ProLogis’s head of central and eastern Europe, Michael de Jong-Douglas, has left just a month before he was due to take up a new leadership role in Asia.

He is the first senior director to leave since the US shed developer last month announced a freeze on expansion after years of aggressive growth in an attempt to stop its share price tumbling further. Shares in ProLogis fell by 95% over the last year and by 16% on Monday to $3.20, giving it a market capitalisation of $850m (£570m).

De Jong-Douglas: will look for role in Asia after sabbatical
De Jong-Douglas: will look for role in Asia after sabbatical

ProLogis’s change in strategy coincided with the resignation of CEO and chairman Jeff Schwartz and his replacement at the helm by former president and chief operating officer Walter Rakowich.

De Jong-Douglas said: ‘The job I had was to move to Singapore and look at new markets and now ProLogis is not looking at new markets, so there is no position available.’ De Jong-Douglas left the company on 30 November. He had been responsible for 135 staff across eight offices in five countries: Czech Republic, Hungary, Poland, Romania and Slovakia.

His duties will be assumed by Ben Bannatyne, who joined from Jones Lang LaSalle to work with De Jong-Douglas in July. Under the original plan, de Jong-Douglas was to share his role with Bannatyne until the new year as part of a handover before he moved to Asia. Instead, he will take a sabbatical for at least six months before seeking another job.

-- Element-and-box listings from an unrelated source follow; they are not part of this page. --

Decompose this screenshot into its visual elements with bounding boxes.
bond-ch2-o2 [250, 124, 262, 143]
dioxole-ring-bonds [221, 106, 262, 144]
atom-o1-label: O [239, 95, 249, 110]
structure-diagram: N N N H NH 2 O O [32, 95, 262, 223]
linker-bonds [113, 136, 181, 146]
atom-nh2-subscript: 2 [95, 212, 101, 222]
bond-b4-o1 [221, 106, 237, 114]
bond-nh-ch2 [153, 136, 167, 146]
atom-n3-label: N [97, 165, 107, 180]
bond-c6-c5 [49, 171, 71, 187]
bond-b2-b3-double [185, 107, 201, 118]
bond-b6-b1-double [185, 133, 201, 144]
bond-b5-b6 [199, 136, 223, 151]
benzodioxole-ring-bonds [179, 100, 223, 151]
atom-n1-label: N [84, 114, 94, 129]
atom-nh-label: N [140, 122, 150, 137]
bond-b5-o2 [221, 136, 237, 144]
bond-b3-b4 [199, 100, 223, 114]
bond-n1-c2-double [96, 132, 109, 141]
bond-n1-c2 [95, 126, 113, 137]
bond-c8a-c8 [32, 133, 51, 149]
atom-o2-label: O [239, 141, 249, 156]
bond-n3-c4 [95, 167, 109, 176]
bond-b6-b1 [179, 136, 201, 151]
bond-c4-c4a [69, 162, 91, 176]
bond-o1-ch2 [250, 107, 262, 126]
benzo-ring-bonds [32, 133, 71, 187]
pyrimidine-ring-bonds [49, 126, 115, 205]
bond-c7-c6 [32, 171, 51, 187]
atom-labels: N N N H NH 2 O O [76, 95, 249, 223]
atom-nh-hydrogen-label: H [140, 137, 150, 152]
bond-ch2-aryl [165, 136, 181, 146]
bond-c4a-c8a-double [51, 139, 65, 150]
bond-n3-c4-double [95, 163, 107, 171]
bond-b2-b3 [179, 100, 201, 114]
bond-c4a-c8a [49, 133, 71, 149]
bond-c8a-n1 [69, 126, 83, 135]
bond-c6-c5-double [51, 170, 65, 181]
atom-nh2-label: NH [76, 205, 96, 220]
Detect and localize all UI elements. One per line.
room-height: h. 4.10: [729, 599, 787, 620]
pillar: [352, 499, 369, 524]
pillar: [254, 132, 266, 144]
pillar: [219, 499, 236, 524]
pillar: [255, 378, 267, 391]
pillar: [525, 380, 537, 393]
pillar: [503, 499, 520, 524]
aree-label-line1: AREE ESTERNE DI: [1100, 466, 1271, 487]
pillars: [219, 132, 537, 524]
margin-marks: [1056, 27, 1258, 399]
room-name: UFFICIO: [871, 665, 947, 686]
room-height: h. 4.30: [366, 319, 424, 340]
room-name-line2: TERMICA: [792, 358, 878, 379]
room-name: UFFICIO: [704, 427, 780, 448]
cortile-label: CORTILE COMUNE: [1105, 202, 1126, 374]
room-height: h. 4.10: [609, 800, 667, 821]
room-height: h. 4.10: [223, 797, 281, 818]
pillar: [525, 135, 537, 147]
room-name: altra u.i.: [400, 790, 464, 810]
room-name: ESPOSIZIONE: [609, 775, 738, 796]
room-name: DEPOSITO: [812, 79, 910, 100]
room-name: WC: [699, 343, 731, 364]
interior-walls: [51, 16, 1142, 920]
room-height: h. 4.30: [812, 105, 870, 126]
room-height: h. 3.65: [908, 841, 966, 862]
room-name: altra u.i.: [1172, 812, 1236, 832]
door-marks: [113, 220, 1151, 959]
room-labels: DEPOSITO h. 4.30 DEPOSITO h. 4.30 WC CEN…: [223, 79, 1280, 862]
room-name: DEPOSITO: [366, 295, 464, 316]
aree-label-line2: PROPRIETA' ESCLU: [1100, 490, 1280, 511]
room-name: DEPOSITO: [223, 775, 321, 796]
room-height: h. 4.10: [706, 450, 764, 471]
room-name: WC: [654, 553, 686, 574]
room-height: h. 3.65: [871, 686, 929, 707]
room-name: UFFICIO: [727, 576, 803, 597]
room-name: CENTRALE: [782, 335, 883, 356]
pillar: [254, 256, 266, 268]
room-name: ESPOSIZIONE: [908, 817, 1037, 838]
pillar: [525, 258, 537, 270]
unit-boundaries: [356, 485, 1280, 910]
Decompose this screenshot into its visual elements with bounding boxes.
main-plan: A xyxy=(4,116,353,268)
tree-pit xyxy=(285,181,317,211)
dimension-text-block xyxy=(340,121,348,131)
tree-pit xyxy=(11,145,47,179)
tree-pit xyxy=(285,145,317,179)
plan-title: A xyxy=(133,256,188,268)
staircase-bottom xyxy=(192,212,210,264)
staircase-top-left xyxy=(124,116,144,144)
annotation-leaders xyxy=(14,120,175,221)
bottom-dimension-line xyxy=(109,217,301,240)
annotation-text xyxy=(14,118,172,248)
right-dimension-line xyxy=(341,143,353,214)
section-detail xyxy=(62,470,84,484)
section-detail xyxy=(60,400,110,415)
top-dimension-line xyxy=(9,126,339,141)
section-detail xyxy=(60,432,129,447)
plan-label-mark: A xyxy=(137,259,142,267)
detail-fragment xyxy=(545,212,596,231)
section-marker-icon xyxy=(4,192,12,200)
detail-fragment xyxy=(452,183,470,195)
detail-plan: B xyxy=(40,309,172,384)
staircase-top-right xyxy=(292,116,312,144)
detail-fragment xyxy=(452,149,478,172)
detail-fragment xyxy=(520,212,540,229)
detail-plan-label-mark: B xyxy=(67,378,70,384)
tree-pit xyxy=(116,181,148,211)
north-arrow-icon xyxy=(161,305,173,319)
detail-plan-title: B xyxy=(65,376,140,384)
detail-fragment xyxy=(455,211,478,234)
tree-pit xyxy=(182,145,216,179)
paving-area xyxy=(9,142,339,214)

‘If there is an opportunity today it will be there in six months,’ he said.

After his sabbatical De Jong-Douglas is expected to look for a job in Asia, where he and his family will be travelling, although he said that property investors should still buy in central and eastern Europe.

He said: ‘The business fundamentals and growth in central and eastern Europe are still strong.

‘My personal opinion is that some developers are overreacting in stopping development. I think they should keep going.’

‘I think smaller developers with opportunistic money will see this time as attractive to buy,’ he said.